Pero, como en el cuento, el final puede no ser el que esperaban nuestros torturadores, quizás al final, después de tanto miedo, sea el momento del clamor de las voces proletarias que gritan y se abrazan en las calles, derribando las paredes de esta y de todas las celdas… ¡Las terribles paredes retrocederán! Y los bárbaros estaremos allí, para coger la mano de todos y cada uno de estos presos, para librarnos por fin de esta inquisición capitalista y su castigo.
¿Los gritos de agonía solo demuestran que estamos verdaderamente vivos, que tenemos verdaderas ganas de vivir?
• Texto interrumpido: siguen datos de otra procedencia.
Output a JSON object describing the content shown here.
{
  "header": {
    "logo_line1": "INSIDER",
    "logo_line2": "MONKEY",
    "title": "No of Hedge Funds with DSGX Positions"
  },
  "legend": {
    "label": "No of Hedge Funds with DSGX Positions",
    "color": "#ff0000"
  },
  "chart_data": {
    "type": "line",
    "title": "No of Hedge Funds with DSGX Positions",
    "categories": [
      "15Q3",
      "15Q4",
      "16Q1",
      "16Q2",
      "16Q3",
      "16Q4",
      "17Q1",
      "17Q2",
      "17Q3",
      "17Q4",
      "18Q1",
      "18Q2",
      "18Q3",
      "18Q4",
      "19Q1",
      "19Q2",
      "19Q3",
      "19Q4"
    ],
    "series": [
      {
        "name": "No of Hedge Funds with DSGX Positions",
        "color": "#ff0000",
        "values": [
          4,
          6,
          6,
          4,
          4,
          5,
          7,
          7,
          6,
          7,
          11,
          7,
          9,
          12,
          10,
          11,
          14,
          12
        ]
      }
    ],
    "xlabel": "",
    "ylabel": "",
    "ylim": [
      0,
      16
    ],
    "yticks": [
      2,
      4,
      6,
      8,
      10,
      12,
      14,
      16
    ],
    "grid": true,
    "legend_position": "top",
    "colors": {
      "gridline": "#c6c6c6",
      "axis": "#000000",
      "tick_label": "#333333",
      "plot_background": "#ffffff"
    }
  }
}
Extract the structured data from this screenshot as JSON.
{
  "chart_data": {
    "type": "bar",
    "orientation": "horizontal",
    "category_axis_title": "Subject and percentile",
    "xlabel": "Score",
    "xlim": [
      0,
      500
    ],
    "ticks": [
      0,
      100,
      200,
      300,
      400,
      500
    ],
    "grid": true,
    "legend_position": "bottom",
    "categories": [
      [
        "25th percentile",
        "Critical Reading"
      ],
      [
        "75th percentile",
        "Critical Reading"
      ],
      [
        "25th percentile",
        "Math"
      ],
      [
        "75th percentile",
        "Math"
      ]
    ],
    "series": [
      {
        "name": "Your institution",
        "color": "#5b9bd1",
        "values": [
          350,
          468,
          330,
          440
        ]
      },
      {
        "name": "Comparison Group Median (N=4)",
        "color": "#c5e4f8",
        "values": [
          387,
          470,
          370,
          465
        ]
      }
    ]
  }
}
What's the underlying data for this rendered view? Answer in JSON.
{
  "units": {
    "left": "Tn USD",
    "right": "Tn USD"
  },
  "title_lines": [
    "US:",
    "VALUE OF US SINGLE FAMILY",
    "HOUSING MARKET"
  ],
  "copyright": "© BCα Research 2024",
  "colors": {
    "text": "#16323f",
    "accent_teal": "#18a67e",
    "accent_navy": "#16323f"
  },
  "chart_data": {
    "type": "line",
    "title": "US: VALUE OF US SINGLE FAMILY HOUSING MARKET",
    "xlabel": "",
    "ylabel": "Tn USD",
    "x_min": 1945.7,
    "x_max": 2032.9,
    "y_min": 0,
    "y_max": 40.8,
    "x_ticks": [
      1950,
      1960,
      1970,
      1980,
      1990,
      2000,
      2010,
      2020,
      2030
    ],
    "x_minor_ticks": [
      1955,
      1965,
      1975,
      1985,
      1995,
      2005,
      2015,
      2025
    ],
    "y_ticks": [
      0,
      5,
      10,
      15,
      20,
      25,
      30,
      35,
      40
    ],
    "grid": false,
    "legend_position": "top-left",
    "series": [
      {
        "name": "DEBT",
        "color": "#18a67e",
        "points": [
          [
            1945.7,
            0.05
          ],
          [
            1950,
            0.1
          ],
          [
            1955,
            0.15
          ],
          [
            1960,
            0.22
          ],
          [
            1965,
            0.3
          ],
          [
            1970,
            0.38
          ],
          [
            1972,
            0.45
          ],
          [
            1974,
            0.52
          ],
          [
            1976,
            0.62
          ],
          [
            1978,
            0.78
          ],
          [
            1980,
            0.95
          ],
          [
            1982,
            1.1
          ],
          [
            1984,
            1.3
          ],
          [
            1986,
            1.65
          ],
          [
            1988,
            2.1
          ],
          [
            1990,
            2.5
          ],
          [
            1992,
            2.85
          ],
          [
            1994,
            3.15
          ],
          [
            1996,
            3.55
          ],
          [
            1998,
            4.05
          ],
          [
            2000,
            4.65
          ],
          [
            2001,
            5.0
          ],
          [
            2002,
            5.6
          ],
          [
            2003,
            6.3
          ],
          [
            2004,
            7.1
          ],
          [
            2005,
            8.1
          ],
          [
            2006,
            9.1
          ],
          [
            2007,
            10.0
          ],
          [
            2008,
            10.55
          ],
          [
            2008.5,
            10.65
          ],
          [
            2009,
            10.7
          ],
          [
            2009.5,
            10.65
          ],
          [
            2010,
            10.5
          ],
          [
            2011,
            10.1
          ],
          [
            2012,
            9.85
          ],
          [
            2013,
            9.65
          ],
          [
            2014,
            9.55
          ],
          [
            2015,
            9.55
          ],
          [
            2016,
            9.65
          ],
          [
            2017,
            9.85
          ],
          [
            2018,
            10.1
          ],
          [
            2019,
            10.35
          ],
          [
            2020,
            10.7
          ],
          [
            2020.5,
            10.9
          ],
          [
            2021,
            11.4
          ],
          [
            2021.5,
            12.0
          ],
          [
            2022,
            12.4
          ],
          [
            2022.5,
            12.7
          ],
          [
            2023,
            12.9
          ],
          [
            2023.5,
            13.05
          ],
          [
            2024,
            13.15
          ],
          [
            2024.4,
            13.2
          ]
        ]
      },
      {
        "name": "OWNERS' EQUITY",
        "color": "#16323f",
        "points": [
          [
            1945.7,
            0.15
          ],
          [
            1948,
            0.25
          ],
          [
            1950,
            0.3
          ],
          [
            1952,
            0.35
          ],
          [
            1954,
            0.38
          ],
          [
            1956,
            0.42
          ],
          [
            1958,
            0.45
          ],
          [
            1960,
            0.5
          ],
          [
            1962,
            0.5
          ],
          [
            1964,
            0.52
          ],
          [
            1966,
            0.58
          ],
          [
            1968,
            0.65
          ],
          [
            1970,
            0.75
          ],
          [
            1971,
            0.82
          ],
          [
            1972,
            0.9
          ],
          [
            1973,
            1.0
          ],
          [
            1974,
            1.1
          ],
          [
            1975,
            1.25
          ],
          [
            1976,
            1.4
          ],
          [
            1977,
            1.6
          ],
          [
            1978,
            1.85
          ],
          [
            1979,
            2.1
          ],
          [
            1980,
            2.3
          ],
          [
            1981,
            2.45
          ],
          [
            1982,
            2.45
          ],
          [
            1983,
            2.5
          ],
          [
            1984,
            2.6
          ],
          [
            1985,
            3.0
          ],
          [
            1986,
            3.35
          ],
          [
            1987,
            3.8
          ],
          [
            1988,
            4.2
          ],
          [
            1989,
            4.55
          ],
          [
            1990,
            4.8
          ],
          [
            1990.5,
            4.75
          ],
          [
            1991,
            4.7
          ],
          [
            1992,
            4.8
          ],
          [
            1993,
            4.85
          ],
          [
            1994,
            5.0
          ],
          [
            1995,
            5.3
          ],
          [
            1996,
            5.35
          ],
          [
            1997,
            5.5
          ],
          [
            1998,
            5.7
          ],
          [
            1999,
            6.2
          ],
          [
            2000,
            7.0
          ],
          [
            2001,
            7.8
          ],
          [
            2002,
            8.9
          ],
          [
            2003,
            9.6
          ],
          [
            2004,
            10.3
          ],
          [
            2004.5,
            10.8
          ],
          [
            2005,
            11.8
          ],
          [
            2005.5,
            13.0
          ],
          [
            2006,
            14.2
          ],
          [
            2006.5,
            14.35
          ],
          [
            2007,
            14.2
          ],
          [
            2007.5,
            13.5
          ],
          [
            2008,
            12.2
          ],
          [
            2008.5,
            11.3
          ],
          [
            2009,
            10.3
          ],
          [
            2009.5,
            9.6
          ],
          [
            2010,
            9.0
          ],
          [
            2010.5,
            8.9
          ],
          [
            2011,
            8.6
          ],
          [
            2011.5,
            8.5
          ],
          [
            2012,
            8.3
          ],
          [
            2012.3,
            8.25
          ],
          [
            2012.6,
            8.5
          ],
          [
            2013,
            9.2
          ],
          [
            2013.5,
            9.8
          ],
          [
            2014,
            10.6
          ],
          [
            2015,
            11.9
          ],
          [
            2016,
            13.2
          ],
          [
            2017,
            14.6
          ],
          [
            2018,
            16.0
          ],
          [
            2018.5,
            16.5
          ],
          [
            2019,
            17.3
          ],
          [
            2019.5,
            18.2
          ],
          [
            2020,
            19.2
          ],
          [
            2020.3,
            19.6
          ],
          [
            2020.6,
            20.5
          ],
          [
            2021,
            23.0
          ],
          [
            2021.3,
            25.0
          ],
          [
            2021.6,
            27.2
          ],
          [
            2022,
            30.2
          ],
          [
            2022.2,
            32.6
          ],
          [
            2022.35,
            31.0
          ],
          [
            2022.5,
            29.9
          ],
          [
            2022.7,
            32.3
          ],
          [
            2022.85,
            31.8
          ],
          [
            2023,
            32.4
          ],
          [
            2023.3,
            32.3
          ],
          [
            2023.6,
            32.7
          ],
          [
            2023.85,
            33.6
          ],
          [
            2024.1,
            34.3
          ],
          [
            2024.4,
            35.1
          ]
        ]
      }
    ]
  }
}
No esperéis que vengan de fuera a salvarnos. La salvación depende de todos nosotros, uno por uno. Las paredes son el miedo que se ha instalado en nosotros y nos ha encerrado bajo llave para solo producir y consumir, producir y consumir, en una larga condena que quizás más pronto que tarde esté tocando a su fin… cuando la Inquisición esté en poder de sus enemigos, cuando ya no haya más péndulo, ni más paredes, y llenemos ese vacío del pozo con todos los restos de esta sociedad de mierda.